Hallelujah

Al momento de traducir una canción, muchas veces uno se encuentra con el reto de interpretar cosas para las que cada quien entiende algo diferente. Así ocurre con "Hallelujah" de Leonard Cohen.
Es una canción profunda, tan profunda como la voz de Cohen, tan íntima que la escribió casí desnudo y tan viceral que mientras la escribía golpeaba su cabeza contra en el piso de un hotel en NuevaYork ^.
Es una canción urgente que resuena diferente en cada corazón que se acerca a ella, quizas por eso tenga tantas versiones. El mismo Cohen evolucionó la letra entre la versión de 1984 y la versión de 1988/1993.
Me agradó mucho hacer esta traducción, aprendí mucho y fue una experiencia enrriquecedora. Así que respetuosamente dejo MI VERSIÓN en español de lo que dice la canción "Hallelujah", incluyendo el verso de la versión de 1984. El video es de la presentación en vivo de Londres.

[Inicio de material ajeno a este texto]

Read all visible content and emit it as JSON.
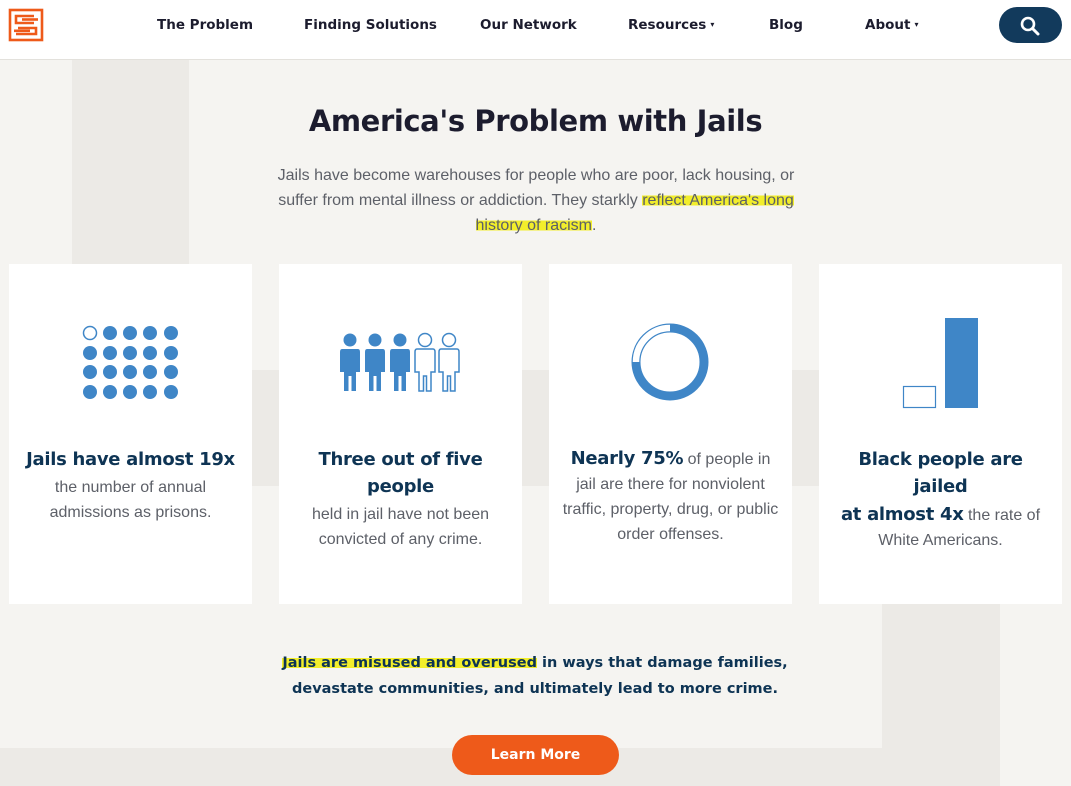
{
  "colors": {
    "accent": "#ee5a1a",
    "navy": "#123a5c",
    "icon_blue": "#3f86c7",
    "highlight": "#f2ee2b"
  },
  "logo": {
    "icon": "maze-logo-icon"
  },
  "nav": {
    "items": [
      {
        "label": "The Problem",
        "dropdown": false
      },
      {
        "label": "Finding Solutions",
        "dropdown": false
      },
      {
        "label": "Our Network",
        "dropdown": false
      },
      {
        "label": "Resources",
        "dropdown": true
      },
      {
        "label": "Blog",
        "dropdown": false
      },
      {
        "label": "About",
        "dropdown": true
      }
    ],
    "caret": "▾",
    "search_icon": "search-icon"
  },
  "hero": {
    "title": "America's Problem with Jails",
    "intro_part1": "Jails have become warehouses for people who are poor, lack housing, or suffer from mental illness or addiction. They starkly",
    "intro_highlight": "reflect America's long history of racism",
    "intro_end": "."
  },
  "cards": [
    {
      "icon": "dot-grid-icon",
      "head": "Jails have almost 19x",
      "text": "the number of annual admissions as prisons."
    },
    {
      "icon": "people-icon",
      "head": "Three out of five people",
      "text": "held in jail have not been convicted of any crime."
    },
    {
      "icon": "donut-chart-icon",
      "bold": "Nearly 75%",
      "text": " of people in jail are there for nonviolent traffic, property, drug, or public order offenses."
    },
    {
      "icon": "bar-comparison-icon",
      "head": "Black people are jailed",
      "bold": "at almost 4x",
      "text": " the rate of White Americans."
    }
  ],
  "bottom": {
    "highlight": "Jails are misused and overused",
    "rest": " in ways that damage families, devastate communities, and ultimately lead to more crime."
  },
  "cta": {
    "label": "Learn More"
  }
}
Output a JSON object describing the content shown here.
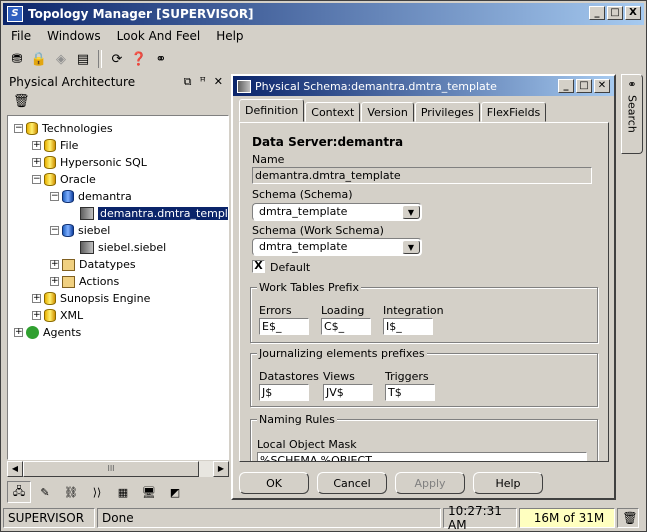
{
  "window": {
    "title": "Topology Manager [SUPERVISOR]",
    "min": "_",
    "max": "□",
    "close": "X"
  },
  "menu": [
    "File",
    "Windows",
    "Look And Feel",
    "Help"
  ],
  "left_pane": {
    "title": "Physical Architecture",
    "tree": {
      "root": "Technologies",
      "items": [
        "File",
        "Hypersonic SQL",
        "Oracle",
        "demantra",
        "demantra.dmtra_template",
        "siebel",
        "siebel.siebel",
        "Datatypes",
        "Actions",
        "Sunopsis Engine",
        "XML"
      ],
      "agents": "Agents"
    },
    "scroll_thumb": "III"
  },
  "frame": {
    "title": "Physical Schema:demantra.dmtra_template",
    "tabs": [
      "Definition",
      "Context",
      "Version",
      "Privileges",
      "FlexFields"
    ],
    "heading": "Data Server:demantra",
    "name_label": "Name",
    "name_value": "demantra.dmtra_template",
    "schema_label": "Schema (Schema)",
    "schema_value": "dmtra_template",
    "work_schema_label": "Schema (Work Schema)",
    "work_schema_value": "dmtra_template",
    "default_label": "Default",
    "default_checked": "X",
    "work_tables": {
      "title": "Work Tables Prefix",
      "errors_label": "Errors",
      "errors_value": "E$_",
      "loading_label": "Loading",
      "loading_value": "C$_",
      "integration_label": "Integration",
      "integration_value": "I$_"
    },
    "journalizing": {
      "title": "Journalizing elements prefixes",
      "datastores_label": "Datastores",
      "datastores_value": "J$",
      "views_label": "Views",
      "views_value": "JV$",
      "triggers_label": "Triggers",
      "triggers_value": "T$"
    },
    "naming": {
      "title": "Naming Rules",
      "local_mask_label": "Local Object Mask",
      "local_mask_value": "%SCHEMA.%OBJECT"
    },
    "buttons": {
      "ok": "OK",
      "cancel": "Cancel",
      "apply": "Apply",
      "help": "Help"
    }
  },
  "search_tab": "Search",
  "status": {
    "user": "SUPERVISOR",
    "message": "Done",
    "time": "10:27:31 AM",
    "memory": "16M of 31M"
  }
}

Dicen que había un acorde secreto que (el rey) David tocó y agradó al señor, pero no te llama la atención la música ¿O si? Bueno, es este: el cuarto, el quinto, el menor disminuido, el mayor aumentado... el rey desconcertado compone el Aleluya.

La viste bañándose en una terraza y aunque tu fe era fuerte no te sentías satisfecho. Su belleza y la luz de la luna te derribaron; rompió tu trono y te ató a una silla, luego te cortó el pelo y de tus labios se robó el Aleluya.

Consideras que irrespeté el nombre de Dios y yo que ni siquiera sé su nombre, pero si lo hice ¿A tí que más te da? Hay brillo de luz en cada palabra, no importa si lo que escuchas es un santo o un malogrado Aleluya.

Quizas haya un Dios allá arriba, pero lo que yo aprendí del amor es que consiste en herir a quien te amenaza. Mas no es un grito lo que escuchas esta noche, no es la voz de un peregrino que dice haber visto la luz, no, es un frio y muy solitario Aleluya.

Ay amigos, aquí he estado antes, conozco ésta lugar y he pisado este terreno; verán, yo solía vivir solo antes de conocerles. He visto su bandera en el Arco del Triunfo, pero escuchen: el amor no es una especie de marcha de la victoria, no, es un frio y muy solitario Aleluya.

Hubo un tiempo en que me hiciste saber con claridad lo que estaba pasando, pero ahora, ahora, ni siquiera me lo muestras, ¿Verdad? Recuerdo cuando me movía en ti y el espititu santo también se movía, y cada aliento que respiramos era Aleluya.

Hice lo mejor que pude, sé que no fue mucho. No podía sentir así que aprendí a tocar. He dicho la verdad, no vine aquí para engañar. Y aunque todo salió mal estaré aquí mismo ante el Señor de la Canción sin nada, nada mas en mi lengua que el Aleluya.